The building's architecture is typical of the quality of civil engineering in Marseille, combining French classicism with a strong Mediterranean sensibility. The multi-storey facade has a strictly ordered vertical composition, with regular bays punctuated by pilasters or ashlar quoins, prominent window sills and intermediate cornices marking the hierarchy of storeys. The ground floor, with its rusticated rustication, provides a robust transition between the ground floor and the upper storeys, in a style widely used in Baroque and classical civil architecture in the south of France. The materials used are those of the Provencal building tradition: local limestone, white or slightly golden depending on the amount of sunlight, provides most of the masonry and sculpted decoration. The ironwork on the balconies, with its scrolls and interlacing patterns reflecting the skills of Marseille's forges, adds a note of lightness to the ornament, contrasting pleasantly with the mineral nature of the façade.

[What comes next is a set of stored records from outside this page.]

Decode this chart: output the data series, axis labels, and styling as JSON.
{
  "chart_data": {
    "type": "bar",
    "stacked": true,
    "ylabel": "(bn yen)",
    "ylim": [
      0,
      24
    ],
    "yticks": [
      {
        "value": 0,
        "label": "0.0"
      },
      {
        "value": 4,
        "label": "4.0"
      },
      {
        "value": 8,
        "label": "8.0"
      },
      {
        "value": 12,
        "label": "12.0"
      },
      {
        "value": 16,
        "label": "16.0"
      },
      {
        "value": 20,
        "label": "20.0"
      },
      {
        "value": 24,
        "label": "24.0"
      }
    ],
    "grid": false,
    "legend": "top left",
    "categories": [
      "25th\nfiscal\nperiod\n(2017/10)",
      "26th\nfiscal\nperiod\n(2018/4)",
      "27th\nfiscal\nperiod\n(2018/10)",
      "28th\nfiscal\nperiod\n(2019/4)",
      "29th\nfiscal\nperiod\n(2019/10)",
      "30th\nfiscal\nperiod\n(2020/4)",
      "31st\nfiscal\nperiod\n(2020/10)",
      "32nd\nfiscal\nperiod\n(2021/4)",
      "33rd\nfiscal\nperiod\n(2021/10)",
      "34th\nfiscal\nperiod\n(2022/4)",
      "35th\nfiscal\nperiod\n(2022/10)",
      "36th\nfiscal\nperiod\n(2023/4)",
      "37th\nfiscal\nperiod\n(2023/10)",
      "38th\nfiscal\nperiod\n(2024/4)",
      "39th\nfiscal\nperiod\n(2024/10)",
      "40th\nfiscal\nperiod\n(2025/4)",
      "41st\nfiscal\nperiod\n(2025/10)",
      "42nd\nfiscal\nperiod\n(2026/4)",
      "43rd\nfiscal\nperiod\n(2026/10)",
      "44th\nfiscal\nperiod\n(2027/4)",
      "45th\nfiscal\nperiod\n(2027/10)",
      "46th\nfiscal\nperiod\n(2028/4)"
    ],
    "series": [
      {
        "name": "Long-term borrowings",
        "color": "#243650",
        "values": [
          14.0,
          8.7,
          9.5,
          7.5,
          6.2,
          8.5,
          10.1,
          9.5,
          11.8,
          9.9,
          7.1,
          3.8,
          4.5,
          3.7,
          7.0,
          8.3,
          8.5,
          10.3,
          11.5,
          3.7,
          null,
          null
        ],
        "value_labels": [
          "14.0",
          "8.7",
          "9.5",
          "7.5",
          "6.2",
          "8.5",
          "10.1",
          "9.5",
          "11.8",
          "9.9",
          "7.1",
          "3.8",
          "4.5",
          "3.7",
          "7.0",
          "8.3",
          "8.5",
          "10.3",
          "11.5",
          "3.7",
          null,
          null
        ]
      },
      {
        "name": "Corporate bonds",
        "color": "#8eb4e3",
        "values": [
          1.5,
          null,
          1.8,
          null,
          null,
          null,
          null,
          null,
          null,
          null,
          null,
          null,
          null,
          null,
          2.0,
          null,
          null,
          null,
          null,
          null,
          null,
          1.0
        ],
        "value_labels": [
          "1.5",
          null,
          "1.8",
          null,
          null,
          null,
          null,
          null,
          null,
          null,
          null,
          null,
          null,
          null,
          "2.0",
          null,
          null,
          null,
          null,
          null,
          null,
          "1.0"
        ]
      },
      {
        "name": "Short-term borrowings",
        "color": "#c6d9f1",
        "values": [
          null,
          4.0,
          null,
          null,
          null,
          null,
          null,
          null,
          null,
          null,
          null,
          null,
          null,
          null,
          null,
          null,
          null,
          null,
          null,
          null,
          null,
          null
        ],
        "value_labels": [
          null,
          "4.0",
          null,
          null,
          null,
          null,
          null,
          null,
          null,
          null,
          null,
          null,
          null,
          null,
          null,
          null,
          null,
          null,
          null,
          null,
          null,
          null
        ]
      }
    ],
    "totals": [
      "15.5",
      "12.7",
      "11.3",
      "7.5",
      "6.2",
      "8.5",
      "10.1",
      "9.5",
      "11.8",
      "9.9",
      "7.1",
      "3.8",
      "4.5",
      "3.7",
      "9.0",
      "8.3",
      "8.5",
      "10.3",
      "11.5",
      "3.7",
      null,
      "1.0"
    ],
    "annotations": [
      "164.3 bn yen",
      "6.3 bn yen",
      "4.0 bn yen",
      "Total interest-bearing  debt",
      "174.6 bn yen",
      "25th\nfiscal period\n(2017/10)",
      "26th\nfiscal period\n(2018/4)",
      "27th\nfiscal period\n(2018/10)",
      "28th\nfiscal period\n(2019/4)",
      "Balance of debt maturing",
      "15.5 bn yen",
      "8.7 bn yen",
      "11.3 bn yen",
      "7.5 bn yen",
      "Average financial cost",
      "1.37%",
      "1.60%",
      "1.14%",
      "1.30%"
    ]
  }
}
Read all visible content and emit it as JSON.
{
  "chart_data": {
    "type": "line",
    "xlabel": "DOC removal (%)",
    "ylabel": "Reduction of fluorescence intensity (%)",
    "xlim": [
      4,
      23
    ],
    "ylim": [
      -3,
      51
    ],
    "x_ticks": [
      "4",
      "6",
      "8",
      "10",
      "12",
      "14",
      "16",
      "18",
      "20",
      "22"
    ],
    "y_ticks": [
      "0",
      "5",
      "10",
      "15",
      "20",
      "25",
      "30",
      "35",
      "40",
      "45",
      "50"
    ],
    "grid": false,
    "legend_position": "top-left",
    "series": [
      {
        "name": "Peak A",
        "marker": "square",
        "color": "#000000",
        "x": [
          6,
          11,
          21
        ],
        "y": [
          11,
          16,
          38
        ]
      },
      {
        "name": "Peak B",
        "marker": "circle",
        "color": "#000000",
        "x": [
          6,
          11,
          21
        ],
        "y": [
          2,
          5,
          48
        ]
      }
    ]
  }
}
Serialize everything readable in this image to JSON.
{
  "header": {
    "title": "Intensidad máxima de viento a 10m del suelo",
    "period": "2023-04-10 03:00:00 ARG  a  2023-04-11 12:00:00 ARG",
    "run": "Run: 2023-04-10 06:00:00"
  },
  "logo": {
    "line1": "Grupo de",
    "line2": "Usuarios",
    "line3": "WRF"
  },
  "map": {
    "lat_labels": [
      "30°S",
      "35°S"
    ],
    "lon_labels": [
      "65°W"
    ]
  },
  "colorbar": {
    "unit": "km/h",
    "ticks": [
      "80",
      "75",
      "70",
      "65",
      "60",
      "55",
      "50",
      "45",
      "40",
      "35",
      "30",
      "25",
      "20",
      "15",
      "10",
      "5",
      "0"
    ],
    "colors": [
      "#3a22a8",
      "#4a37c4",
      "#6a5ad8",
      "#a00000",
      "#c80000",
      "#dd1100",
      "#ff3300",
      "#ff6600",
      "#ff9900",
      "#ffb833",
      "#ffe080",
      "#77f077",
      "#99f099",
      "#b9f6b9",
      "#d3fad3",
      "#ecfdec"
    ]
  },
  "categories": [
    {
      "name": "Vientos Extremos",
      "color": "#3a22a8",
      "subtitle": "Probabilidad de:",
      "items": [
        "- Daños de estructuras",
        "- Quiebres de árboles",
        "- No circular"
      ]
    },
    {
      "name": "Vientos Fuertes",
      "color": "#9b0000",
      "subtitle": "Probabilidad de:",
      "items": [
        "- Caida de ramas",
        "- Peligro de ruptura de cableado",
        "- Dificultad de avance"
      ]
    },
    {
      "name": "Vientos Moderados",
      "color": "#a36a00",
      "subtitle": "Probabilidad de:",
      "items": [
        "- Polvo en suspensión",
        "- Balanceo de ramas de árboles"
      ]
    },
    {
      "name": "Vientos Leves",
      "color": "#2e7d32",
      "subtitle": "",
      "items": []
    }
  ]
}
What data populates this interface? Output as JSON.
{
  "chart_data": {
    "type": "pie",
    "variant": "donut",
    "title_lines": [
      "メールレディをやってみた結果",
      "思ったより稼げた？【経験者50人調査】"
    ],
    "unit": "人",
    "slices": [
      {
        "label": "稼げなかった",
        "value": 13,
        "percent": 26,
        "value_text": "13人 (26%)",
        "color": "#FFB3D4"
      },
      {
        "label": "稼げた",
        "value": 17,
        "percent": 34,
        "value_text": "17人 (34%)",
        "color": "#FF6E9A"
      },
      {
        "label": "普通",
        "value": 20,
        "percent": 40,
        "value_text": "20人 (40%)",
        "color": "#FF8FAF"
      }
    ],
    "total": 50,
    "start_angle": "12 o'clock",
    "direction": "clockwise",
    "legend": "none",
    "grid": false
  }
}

The low-sloped roof, in keeping with southern tradition, is concealed behind an acroterion or balustrade at the end, giving the building its characteristic urban silhouette. Inside, the layout is organised around a monumental stairwell, the real centrepiece of these bourgeois buildings: wrought-iron banisters, barrel vaults or ribbed vaults depending on the floor, Provençal tiled or marble-tiled floors all contribute to a sense of social respectability. The flats, which are spacious and well-lit by large windows, probably still have panelling, fireplaces with carved mantels and French ceilings, all of which reveal the original quality of this residence.
Immeuble is located in Marseille, Bouches-du-Rhône department, Provence-Alpes-Côte d'Azur region, France.
Immeuble dates back to a period built during the Renaissance (16th century).
Immeuble is currently closed to visitors.